ミクの話

結構昔に同じ話を書いたことがあるのだけど、今日またその話を思い出したので書いてみる。

それは会議でのことであった。その会議では拡張現実(AR; Augmented Reality)を利用した斬新なソリューションを打ち立てることはできないか、というテーマであった。

発表者がパワポのスライドを写しているのを、ううむ、これは、か、何か言いつつ皆が真剣なまなざしでスライドを見つめ、発表者の説明に注意深く耳を傾けていた。んで、「では、実際の例を・・・」と次のスライドに移ると、そこにはこのように堅い雰囲気の会議にはちょっと場違いな雰囲気をまとった、なにかカラフルなもぞもぞと動く物体が出てきた。

それは初音ミクであった。机の上を映した実写映像に、CGで生成された初音ミクが合成されていて、あたかも机の上に初音ミクが存在しているかのように見える。これがARの実際の例である。

「これは・・・ミクですね・・・」

発表者がそうつぶやくように語った。その話し方はどこか優しく、郷愁に満ち溢れているようにも感じられた。皆は、ううむ、これが・・・ミクですか・・・といった面持ちでスライドを見つめていた。

机の上の初音ミクは何かの曲に合わせて踊り狂っているようであった。しかしスピーカーが接続されていないためか、もしくは、そもそもモーションデータだけで音声データがないのか、ただただ静かだった。静かに踊り狂う初音ミクを、40人くらいのオッサンが真面目くさった顔で見つめていた。

それから何秒だったであろうか。厳かである会議室が静寂に包まれている。そしてようやく、沈黙を打ち破る言葉が。

「では・・・次のスライドを・・・」

終わりかよ。今のはなんだったんだ。と、ここまで来てなんだか私はものすごく笑えてきた。なんで平日の真昼間からオッサン40人が踊り狂う初音ミクを見つめているのか。そして、このような会議の場で一心不乱に踊り狂う初音ミクはなんなんだ。もうちょっと空気を読んでもらいたいというのが本音である。しかしバーチャルアイドルなので現実には干渉しないのが良いところでもあり、また、弱点でもあるのか。
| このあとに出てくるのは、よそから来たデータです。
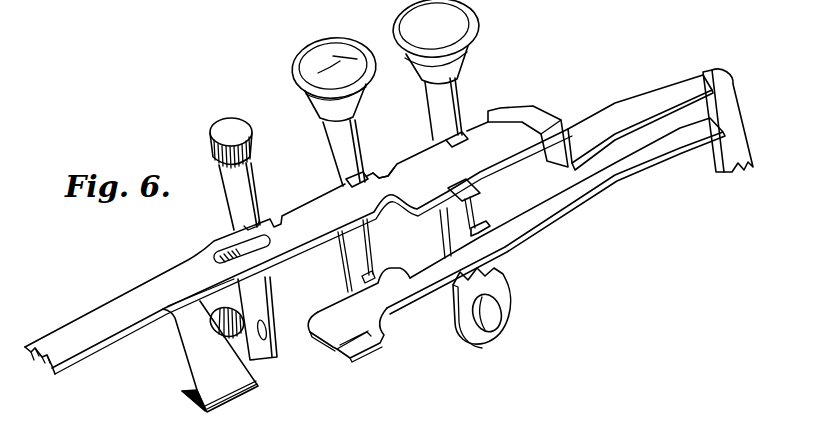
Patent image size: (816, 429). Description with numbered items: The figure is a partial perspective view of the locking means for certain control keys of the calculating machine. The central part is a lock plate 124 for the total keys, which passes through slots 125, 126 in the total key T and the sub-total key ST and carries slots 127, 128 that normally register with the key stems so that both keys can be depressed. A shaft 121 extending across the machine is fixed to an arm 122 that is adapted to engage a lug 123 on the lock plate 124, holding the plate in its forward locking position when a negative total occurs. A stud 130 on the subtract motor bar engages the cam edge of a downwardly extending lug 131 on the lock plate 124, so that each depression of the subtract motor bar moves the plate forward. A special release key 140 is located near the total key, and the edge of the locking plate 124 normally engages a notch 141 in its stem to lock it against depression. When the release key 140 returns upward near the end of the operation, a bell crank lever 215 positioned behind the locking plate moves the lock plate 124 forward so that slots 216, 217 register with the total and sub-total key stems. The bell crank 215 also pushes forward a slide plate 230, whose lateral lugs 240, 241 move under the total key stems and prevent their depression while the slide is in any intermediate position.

The shaft 121 is at (494, 308).
The arm 122 is at (480, 192).
The lug 123 is at (432, 190).
The lock plate 124 is at (118, 309).
The slot 125 is at (350, 178).
The slot 126 is at (449, 136).
The slot 127 is at (360, 188).
The slot 128 is at (444, 140).
The stud 130 is at (212, 323).
The lug 131 is at (206, 358).
The release key 140 is at (232, 126).
The notch 141 is at (248, 223).
The bell crank lever 215 is at (734, 128).
The slot 216 is at (397, 176).
The slot 217 is at (490, 112).
The slide plate 230 is at (637, 163).
The lateral lug 240 is at (409, 276).
The lateral lug 241 is at (478, 222).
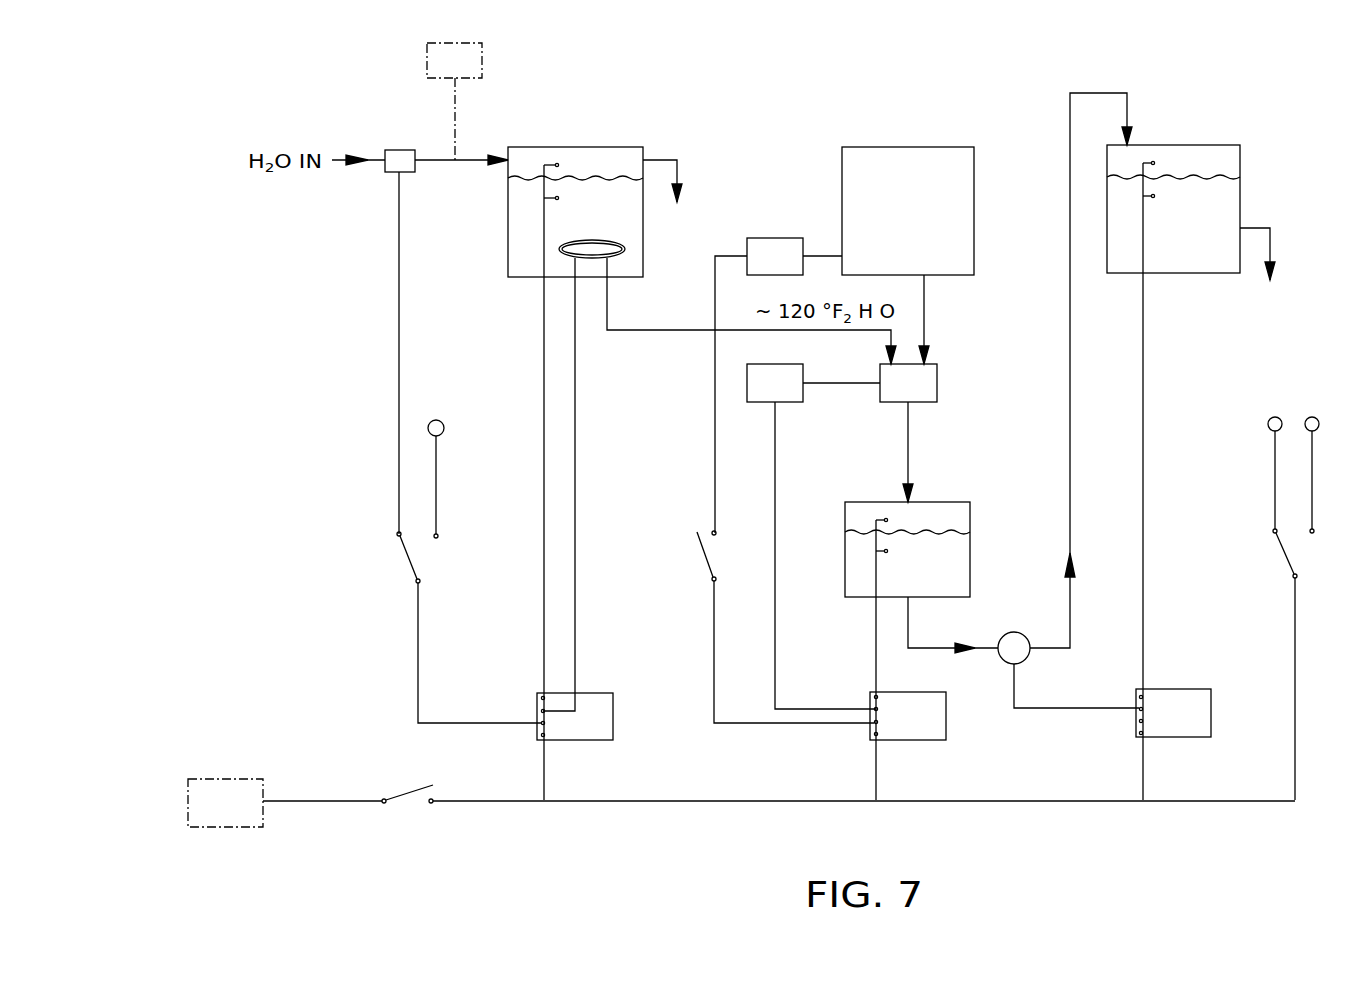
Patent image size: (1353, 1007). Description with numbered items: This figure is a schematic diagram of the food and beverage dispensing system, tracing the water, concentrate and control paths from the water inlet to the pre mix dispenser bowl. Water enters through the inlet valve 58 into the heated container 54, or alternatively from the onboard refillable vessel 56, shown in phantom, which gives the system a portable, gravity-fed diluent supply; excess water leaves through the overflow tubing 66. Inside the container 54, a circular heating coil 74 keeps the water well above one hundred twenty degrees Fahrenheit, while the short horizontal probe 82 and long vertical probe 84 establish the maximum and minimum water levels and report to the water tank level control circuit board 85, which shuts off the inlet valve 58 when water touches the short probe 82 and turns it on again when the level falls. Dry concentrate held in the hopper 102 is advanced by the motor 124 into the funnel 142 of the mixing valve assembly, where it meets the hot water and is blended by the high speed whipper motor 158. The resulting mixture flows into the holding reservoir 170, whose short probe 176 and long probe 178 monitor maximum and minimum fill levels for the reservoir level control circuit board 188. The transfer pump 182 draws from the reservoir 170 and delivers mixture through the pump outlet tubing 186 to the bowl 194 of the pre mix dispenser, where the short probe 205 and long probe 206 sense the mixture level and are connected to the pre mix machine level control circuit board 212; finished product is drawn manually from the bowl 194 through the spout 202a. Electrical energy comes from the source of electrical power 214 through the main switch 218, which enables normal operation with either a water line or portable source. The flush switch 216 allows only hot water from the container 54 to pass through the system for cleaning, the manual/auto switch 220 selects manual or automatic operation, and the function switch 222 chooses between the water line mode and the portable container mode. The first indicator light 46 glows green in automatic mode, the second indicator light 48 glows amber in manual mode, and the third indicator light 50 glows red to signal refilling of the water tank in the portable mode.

この発表者のオッサンもちょっと変わっていて、普段からギャグなのか真面目なのかわからないことを連発するのであり、この初音ミクも、「初音ミクかよ!」という笑いを取りたいのか、それとも真面目なのか判断できない。

というかそもそも気になったのが、なんで「ミクですね」とか呼び捨てにしてるの。あなたたちそんなに親しかったの?親戚なの?いとこの娘がアイドルになってねー、昔うちにも遊びに来たんだよ。みたいなプチ自慢なの?

みたいなことを考えたら途端に笑えて来て、ひっしにこらえてたんだけど、いざ文章にしてみると大して面白くない。私はこういうことがよくある。